According to Brooks Baseball, K-Rod averaged a 95 mph fastball while with the Angels, but when he was with the Mets, K-Rod’s fastball dropped to an average of nearly 90 mph. His ERA shot up from 2.24 in 2008 to 3.71 in 2009. In 2009, K-Rod’s K/9 (strikeouts per nine innings) dropped from 10.14 to 9.66, his BB/9 (walks per nine innings) jumped from 4.48 to 5.03 and his K percentage (total percentage of batters faced that strikeout) dropped from 26.7 percent to 24.8 percent. Although these numbers are startling, K-Rod bounced back in 2010 and increased his K/9 back to 10.52, dropped his BB/9 to almost a career low of 3.30, and his K percentage back up to 28.4 percent, which was better than his record breaking season of 2008. So what happened to K-Rod’s value?

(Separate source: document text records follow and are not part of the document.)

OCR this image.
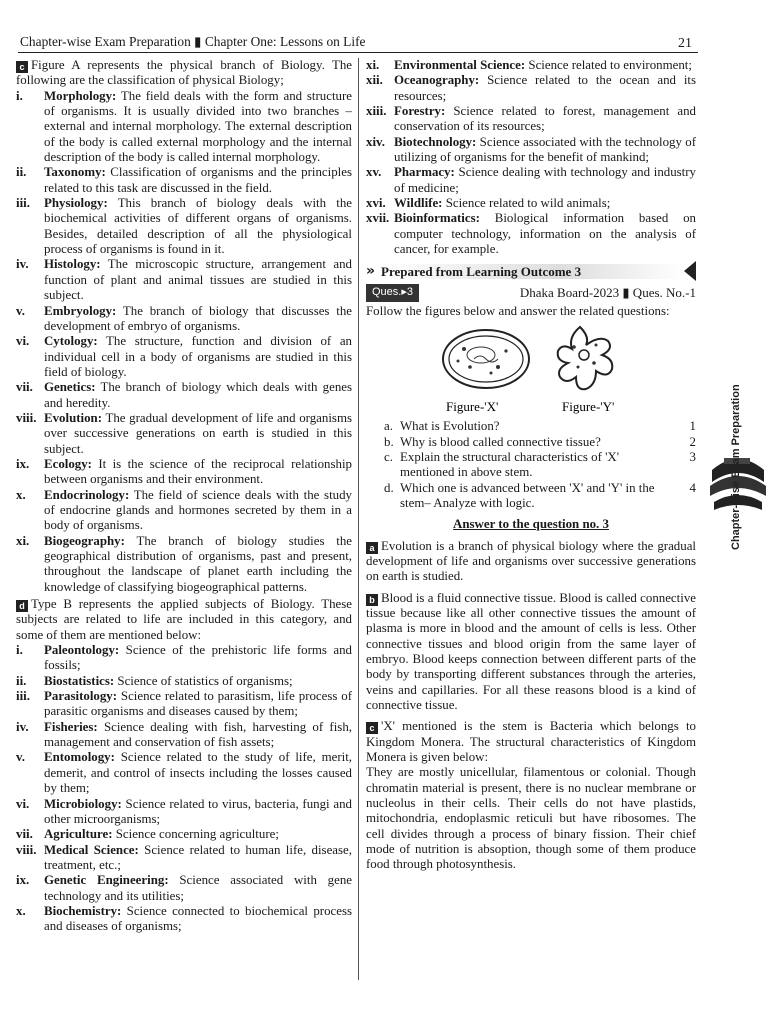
Chapter-wise Exam Preparation ▮ Chapter One: Lessons on Life	21

c Figure A represents the physical branch of Biology. The following are the classification of physical Biology;

i.	Morphology: The field deals with the form and structure of organisms. It is usually divided into two branches – external and internal morphology. The external description of the body is called external morphology and the internal description of the body is called internal morphology.
ii.	Taxonomy: Classification of organisms and the principles related to this task are discussed in the field.
iii.	Physiology: This branch of biology deals with the biochemical activities of different organs of organisms. Besides, detailed description of all the physiological process of organisms is found in it.
iv.	Histology: The microscopic structure, arrangement and function of plant and animal tissues are studied in this subject.
v.	Embryology: The branch of biology that discusses the development of embryo of organisms.
vi.	Cytology: The structure, function and division of an individual cell in a body of organisms are studied in this field of biology.
vii. Genetics: The branch of biology which deals with genes and heredity.
viii. Evolution: The gradual development of life and organisms over successive generations on earth is studied in this subject.
ix.	Ecology: It is the science of the reciprocal relationship between organisms and their environment.
x.	Endocrinology: The field of science deals with the study of endocrine glands and hormones secreted by them in a body of organisms.
xi.	Biogeography: The branch of biology studies the geographical distribution of organisms, past and present, throughout the landscape of planet earth including the knowledge of classifying biogeographical patterns.

d Type B represents the applied subjects of Biology. These subjects are related to life are included in this category, and some of them are mentioned below:

i.	Paleontology: Science of the prehistoric life forms and fossils;
ii.	Biostatistics: Science of statistics of organisms;
iii.	Parasitology: Science related to parasitism, life process of parasitic organisms and diseases caused by them;
iv.	Fisheries: Science dealing with fish, harvesting of fish, management and conservation of fish assets;
v.	Entomology: Science related to the study of life, merit, demerit, and control of insects including the losses caused by them;
vi.	Microbiology: Science related to virus, bacteria, fungi and other microorganisms;
vii. Agriculture: Science concerning agriculture;
viii. Medical Science: Science related to human life, disease, treatment, etc.;
ix.	Genetic Engineering: Science associated with gene technology and its utilities;
x.	Biochemistry: Science connected to biochemical process and diseases of organisms;
xi.	Environmental Science: Science related to environment;
xii. Oceanography: Science related to the ocean and its resources;
xiii. Forestry: Science related to forest, management and conservation of its resources;
xiv. Biotechnology: Science associated with the technology of utilizing of organisms for the benefit of mankind;
xv. Pharmacy: Science dealing with technology and industry of medicine;
xvi. Wildlife: Science related to wild animals;
xvii. Bioinformatics: Biological information based on computer technology, information on the analysis of cancer, for example.
» Prepared from Learning Outcome 3
Ques.▸3	Dhaka Board-2023 ▮ Ques. No.-1

Follow the figures below and answer the related questions:

Figure-'X'	Figure-'Y'
a. What is Evolution?	1
b. Why is blood called connective tissue?	2
c. Explain the structural characteristics of 'X' mentioned in above stem.
3
d. Which one is advanced between 'X' and 'Y' in the stem– Analyze with logic.
4
Answer to the question no. 3

a Evolution is a branch of physical biology where the gradual development of life and organisms over successive generations on earth is studied.

b Blood is a fluid connective tissue. Blood is called connective tissue because like all other connective tissues the amount of plasma is more in blood and the amount of cells is less. Other connective tissues and blood origin from the same layer of embryo. Blood keeps connection between different parts of the body by transporting different substances through the arteries, veins and capillaries. For all these reasons blood is a kind of connective tissue.

c 'X' mentioned is the stem is Bacteria which belongs to Kingdom Monera. The structural characteristics of Kingdom Monera is given below:

They are mostly unicellular, filamentous or colonial. Though chromatin material is present, there is no nuclear membrane or nucleolus in their cells. Their cells do not have plastids, mitochondria, endoplasmic reticuli but have ribosomes. The cell divides through a process of binary fission. Their chief mode of nutrition is absoption, though some of them produce food through photosynthesis.

Chapter-wise Exam Preparation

In 2011, K-Rod’s contract with the Mets was nearly a close, and they were nowhere near contention, so they were backed into a corner. The Mets dealt K-Rod to the Brewers for cash and two low-level prospects. One would think from the numbers that the Brewers were getting an established closer, but that was not the case. K-Rod had a horrendous 2012 season, converting only three saves and matching his career high of seven blown saves. K-Rod signed a one-year deal with the Brewers on April 17, 2013, and pitched fairly well for the Brewers until the deadline when he was dealt to the Baltimore Orioles. However, with John Axford falling from grace, the Brewers needed a closer, so they signed K-Rod.
Well into the 2014 season, and K-Rod is pitching amazingly. He is leading the league in games finished with 14 and in saves with 11. His K/9 is 13.50, BB/9 is 1.93, a career low, and his K% percentage is 42.9 percent. Although his fastball is hitting the catcher’s mitt at only 89.5 mph, K-Rod has thrown his changeup 7 percent more and decreased the percentage of times he throws his curveball from 21.4 percent to 11.7 percent. K-Rod has reinvented himself, and the numbers show that. K-Rod’s Z-Swing percentage (percentage of pitches a batter swings at inside the strike zone) is down from 65.4 percent to 59.6 percent, which means more batters are swinging at pitches outside of the strike zone. Another great stat that explains K-Rod’s dominance this season is his O-Contact percentage (percentage of times a batter makes contact with the ball when swinging at pitches thrown outside the strike zone) is down from 61.1 percent to 36.7 percent. More batters are chasing K-Rod’s nasty changeup and are missing it at an above average rate.
The old K-Rod who would throw a 95 mph fastball to dominate hitters is gone. However, the new K-Rod is here, and he is just as good. He may not use his fastball to dominate hitters anymore, but if hitters don’t pay attention, he will throw a changeup that will have hitters swinging out of their shoes.